Me molestó. Deméter se preocupaba más por Meritxell que por mí. ¿La había conmovido quizá su aspecto? ¿La convenció su aire desvalido?
En algunos momentos tenía la certeza de que yo era la hija que Deméter no hubiera deseado por nada del mundo. Yo era una equivocación.
Yo estaba equivocada y me estaba equivocando.
Tenía que solucionarlo.
Al regresar con mi maleta estaba dispuesta de una vez por todas a olvidar a Gunnar para siempre y alejar me de Meritxell. Convivir con ella era ver a Gunnar a todas horas. Era un sufrimiento innecesario, una verdadera tortura.
Sin embargo Meritxell no me lo permitió. Me recibió afectuosamente, y me besó diciéndome que me necesitaba y que sin mí el piso parecía triste y vacío.

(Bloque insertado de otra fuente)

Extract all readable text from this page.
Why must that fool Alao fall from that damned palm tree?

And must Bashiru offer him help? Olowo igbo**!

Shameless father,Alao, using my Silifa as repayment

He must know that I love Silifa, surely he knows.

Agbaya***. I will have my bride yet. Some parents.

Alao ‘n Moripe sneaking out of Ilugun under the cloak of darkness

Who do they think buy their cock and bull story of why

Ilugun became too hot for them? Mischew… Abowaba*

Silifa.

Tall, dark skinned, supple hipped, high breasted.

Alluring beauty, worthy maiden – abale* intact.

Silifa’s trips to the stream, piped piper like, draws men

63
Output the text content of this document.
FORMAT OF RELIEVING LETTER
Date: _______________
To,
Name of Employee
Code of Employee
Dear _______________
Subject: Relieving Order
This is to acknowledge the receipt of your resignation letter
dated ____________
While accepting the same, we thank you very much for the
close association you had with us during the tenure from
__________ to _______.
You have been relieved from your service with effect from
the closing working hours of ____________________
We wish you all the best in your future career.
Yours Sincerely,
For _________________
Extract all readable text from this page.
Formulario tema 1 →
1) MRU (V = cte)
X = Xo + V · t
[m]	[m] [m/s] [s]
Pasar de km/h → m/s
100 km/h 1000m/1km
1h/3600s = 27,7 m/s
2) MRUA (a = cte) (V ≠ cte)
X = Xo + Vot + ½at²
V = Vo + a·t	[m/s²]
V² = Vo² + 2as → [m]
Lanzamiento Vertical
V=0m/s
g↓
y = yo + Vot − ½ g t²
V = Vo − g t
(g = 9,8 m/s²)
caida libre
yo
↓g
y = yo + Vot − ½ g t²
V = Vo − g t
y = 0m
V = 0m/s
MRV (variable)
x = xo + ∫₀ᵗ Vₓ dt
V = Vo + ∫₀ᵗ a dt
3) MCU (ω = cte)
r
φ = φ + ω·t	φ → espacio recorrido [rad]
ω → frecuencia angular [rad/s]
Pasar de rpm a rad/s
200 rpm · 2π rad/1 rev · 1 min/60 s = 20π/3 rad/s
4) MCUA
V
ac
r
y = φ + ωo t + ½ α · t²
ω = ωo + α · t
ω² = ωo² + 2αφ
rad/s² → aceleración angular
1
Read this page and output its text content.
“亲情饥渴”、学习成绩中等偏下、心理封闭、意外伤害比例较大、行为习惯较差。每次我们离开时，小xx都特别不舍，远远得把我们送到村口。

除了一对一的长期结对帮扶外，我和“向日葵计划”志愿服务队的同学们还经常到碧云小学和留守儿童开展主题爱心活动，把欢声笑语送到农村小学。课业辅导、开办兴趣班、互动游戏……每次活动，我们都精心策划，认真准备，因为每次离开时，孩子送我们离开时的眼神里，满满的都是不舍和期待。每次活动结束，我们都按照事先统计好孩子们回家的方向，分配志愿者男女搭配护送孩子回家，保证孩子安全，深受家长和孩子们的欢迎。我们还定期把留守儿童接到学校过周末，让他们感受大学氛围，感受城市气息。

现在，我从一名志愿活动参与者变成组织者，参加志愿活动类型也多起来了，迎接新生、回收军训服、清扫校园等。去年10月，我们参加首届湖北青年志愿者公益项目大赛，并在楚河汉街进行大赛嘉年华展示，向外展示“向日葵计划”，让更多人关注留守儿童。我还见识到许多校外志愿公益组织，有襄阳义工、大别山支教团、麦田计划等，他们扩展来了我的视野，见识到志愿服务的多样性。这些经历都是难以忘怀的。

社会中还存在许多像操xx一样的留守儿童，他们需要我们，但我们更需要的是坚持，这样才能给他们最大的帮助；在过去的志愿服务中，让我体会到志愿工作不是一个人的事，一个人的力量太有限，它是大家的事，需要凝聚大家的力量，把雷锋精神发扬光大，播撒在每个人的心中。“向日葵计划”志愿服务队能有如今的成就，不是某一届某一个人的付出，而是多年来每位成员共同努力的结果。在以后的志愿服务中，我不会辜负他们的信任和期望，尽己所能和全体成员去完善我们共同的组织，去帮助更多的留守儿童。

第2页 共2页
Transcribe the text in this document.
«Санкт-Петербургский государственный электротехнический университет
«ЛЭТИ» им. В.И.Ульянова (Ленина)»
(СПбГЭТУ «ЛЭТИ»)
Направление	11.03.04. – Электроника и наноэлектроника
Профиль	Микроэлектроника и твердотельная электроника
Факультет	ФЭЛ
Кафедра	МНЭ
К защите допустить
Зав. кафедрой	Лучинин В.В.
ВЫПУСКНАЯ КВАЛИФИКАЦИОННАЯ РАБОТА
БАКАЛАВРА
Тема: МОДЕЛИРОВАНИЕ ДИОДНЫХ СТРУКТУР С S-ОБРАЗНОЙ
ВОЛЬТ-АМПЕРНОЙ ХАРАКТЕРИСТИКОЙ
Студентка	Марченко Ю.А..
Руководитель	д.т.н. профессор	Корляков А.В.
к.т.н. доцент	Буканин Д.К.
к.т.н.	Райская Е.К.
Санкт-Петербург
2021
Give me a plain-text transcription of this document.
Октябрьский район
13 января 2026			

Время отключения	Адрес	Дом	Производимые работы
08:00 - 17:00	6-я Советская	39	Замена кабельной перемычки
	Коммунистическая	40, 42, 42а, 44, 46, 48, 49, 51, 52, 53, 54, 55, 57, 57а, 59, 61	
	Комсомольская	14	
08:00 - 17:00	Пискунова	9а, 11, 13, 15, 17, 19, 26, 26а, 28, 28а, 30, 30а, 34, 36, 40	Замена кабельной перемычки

En apenas una semana Meritxell había desmejorado mucho. Había perdido el color de las mejillas y el brillo de sus ojos dorados. Decidí quedarme hasta que mejorase.
Carla me explicó que ese fin de semana se había quedado en la cama, escuchando música, con la única compañía de Lola. No tenía anorexia, pero estaba deprimida. Presentaba todos los síntomas. No se peinaba, olvidaba ducharse, no acariciaba a su mascota, sufría insomnio y metía la ropa en su armario sucia y arrugada. Había dejado de interesarse por su aspecto, por la comida, por las clases, por la pintura, y una mañana descubrí que había dejado de alimentar a la pequeña hámster, que vagaba hambrienta y abandonada por la casa.
Comenzaba a ser preocupante y pensé en un médico, un mortal, porque yo sólo conocía médicas Omar, pero Meritxell —supongo que para no destapar su embarazo— se negó en redondo a dejarse visitar.
La obligué a comer y, en connivencia con Carla, le preparamos concentrados vitamínicos. Carla había suavizado el trato y daba muestras de preocupación real. Fue ella misma quien propuso ponerse en contacto con el padre de Meritxell y me pidió que, mientras tanto, no la perdiese de vista. Luego intentó animarla y la convenció para asistir a una vernissage en el Paseo de Gracia, como hacía antes. Meritxell asintió, se guardó la invitación en el bolso y salió de casa para, al cabo de unos metros, regresar sobre sus pasos y cambiar el rumbo de su ruta. La seguí con cautela y comprobé que en lugar de acudir a la sala de exposiciones se encerraba en una cafetería mirando las lámparas del techo y disolviendo eternamente un azucarillo en una taza de té mientras controlaba los segundos y los minutos que le faltaban para regresar a casa y mentir a Carla sobre esa visita que no había hecho.
Fue un descubrimiento sorprendente. La dulce Meritxell mentía. Así pues, si le mentía a Carla, bien podía haberme mentido a mí también. A lo mejor continuaba viéndose con Gunnar. Me obsesioné de tal forma que me convertí en su guardiana y en su vigilante.